Do I surprise him? He accepts the remark not as intended, but as a gesture of empathy, the men against the woman, the Americans against the English. “You most of all,” I could have added, though stopped short of saying what I meant.

When the trays are cleared away, the panel in front of our section lifts up to reveal a screen. We are requested to draw the shades over the windows and to put out the pintpoints of light overhead. I seem to be the only one in my immediate area without headphones, had probably been sleeping when the stewardess offered them for sale.

I watch the movie without sound a while, which has its own interest. It concerns a retired rodeo star who is reduced to making drunken public appearances on behalf of an unlikely breakfast cereal. After a scene with in which the cowboy, too drunk to go throuh his paces, watches an impersonator perform in his place, I close my eyes, let them close. The movie washes over me.

The multi-national company that manufactures the cereal with the cowboy’s pictures on the box also has in its employ an international ring of assassins. One of them has been assigned “to terminate” the cowboy’s career. The assassin, however, makes the crucial mistake of perceiving the false cowboy as the real one. I wake before the scenario can play itself out, the assassin waiting in ambush for the false cowboy’s scheduled arrival.

What will the real cowboy do when he learns that his double has been killed in his place?

In the real movie the cowboy redeems his debased life by trekking through beautiful countryside accompanied by a woman and a horse, avoiding unseen pursuers.

The plane begins its descent, stuttering slightly as it falls, the sky darker as we come closer to the earth. I reach in my jacket pocket for a stick of gum, come out empty-handed. Ears ache as if wooden nails had been driven into the drums on each side. I am not ready to come down.

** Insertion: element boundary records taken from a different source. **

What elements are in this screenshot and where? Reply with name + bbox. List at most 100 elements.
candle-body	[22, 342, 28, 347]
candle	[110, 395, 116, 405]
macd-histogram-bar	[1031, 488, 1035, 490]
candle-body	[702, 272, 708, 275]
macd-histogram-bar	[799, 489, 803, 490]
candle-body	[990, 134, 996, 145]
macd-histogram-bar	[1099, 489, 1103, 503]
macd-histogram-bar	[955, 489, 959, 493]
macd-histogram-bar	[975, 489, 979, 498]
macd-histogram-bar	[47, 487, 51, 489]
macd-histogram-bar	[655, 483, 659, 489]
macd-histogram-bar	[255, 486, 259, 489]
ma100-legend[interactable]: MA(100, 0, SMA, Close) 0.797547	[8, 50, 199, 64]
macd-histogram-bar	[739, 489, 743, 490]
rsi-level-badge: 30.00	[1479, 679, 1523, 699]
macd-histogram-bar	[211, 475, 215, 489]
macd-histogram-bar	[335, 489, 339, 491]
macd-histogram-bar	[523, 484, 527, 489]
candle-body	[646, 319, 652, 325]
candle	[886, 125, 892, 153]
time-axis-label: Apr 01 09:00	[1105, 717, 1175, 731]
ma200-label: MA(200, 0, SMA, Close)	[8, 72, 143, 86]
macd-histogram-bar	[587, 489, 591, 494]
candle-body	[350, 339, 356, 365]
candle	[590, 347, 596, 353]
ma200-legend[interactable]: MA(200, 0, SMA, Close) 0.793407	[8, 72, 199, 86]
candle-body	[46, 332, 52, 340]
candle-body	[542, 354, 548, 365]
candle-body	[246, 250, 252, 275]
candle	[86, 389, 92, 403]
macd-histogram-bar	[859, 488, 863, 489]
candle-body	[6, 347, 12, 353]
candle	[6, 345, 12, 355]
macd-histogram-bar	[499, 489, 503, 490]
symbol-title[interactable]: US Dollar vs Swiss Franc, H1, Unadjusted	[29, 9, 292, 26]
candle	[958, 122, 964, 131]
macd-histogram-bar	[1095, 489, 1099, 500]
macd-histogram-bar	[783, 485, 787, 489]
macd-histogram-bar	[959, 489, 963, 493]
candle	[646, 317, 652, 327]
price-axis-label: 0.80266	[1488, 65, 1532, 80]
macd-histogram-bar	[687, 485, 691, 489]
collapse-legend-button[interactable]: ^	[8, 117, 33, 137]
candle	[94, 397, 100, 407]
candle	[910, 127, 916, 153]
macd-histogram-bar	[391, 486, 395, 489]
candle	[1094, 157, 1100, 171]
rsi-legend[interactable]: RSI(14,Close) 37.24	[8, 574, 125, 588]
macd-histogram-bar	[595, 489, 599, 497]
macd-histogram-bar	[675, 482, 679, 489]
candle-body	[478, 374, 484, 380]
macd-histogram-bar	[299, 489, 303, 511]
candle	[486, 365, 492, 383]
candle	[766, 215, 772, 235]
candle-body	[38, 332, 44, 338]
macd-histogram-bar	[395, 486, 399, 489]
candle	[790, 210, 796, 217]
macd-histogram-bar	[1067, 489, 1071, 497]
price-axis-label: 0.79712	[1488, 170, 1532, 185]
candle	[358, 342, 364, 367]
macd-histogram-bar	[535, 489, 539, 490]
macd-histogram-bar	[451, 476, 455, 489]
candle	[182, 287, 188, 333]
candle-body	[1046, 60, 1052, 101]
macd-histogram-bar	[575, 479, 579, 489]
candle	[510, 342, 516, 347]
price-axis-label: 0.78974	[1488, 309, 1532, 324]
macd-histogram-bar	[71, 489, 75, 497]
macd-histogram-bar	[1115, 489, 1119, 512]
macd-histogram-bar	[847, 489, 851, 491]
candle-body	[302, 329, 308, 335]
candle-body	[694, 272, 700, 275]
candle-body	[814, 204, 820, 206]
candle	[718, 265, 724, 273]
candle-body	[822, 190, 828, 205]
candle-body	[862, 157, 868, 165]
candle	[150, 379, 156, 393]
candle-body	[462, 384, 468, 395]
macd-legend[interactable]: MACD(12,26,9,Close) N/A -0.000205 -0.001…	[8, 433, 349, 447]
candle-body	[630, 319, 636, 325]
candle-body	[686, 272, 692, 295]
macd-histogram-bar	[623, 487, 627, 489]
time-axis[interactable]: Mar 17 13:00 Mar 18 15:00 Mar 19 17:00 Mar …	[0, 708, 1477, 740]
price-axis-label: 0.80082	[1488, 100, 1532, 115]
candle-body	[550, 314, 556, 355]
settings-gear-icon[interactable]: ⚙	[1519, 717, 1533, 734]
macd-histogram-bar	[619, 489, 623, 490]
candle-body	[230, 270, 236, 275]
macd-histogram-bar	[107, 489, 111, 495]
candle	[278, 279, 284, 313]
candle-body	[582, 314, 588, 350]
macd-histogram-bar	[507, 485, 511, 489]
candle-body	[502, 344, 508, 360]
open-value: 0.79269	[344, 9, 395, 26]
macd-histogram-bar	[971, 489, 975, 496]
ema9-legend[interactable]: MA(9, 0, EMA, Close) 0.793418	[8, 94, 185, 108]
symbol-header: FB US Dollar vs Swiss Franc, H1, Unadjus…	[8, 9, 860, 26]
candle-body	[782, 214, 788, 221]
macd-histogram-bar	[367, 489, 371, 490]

I can imagine my father, beardless with two days growth, sitting in one of these black director’s chairs, his legs crossed, an unattended cigarette smoking in the ashtray. He is going through the manuscript of a screenplay, making notes to himself in the margin with a red pen. The ending isn’t right, isn’t right as an ending or isn’t right as the last scene of this particular film. It’s even possible that the ending is not at fault in itself but symptomatic of the failure of the whole work. My father has been too long on this screenplay to know, has lost all sense of balance. His watch, which he glances at to gauge the time he has before leaving for the airport, has stopped, something he won’t discover until hours later. If he intends to take the car to Heathrow, he’ll have to leave the house in fifteen minutes, he thinks, though in fact he is already several minutes late.

The plane comes out of its descent, begins to level off, offers the illusion of rising again. The man next to me says that he heard there was an Air Traffic Controller’s strike at Heathrow and that we would have difficulty landing.

“What a bore!” one of the English ladies in front of us says.

I am in no hurry, consider the possibility of the plane hanging around for awhile. It’s been my limited experience that anything is possible. The fantasy wills itself. One of the emergency doors is suddenly blown open and everything not nailed down is sucked into the maelstrom of the sky, three hundred or so passengers dropping into London like a rain of hailstones.

I try to imagine what it would be like to fall into my father’s life like a bomb.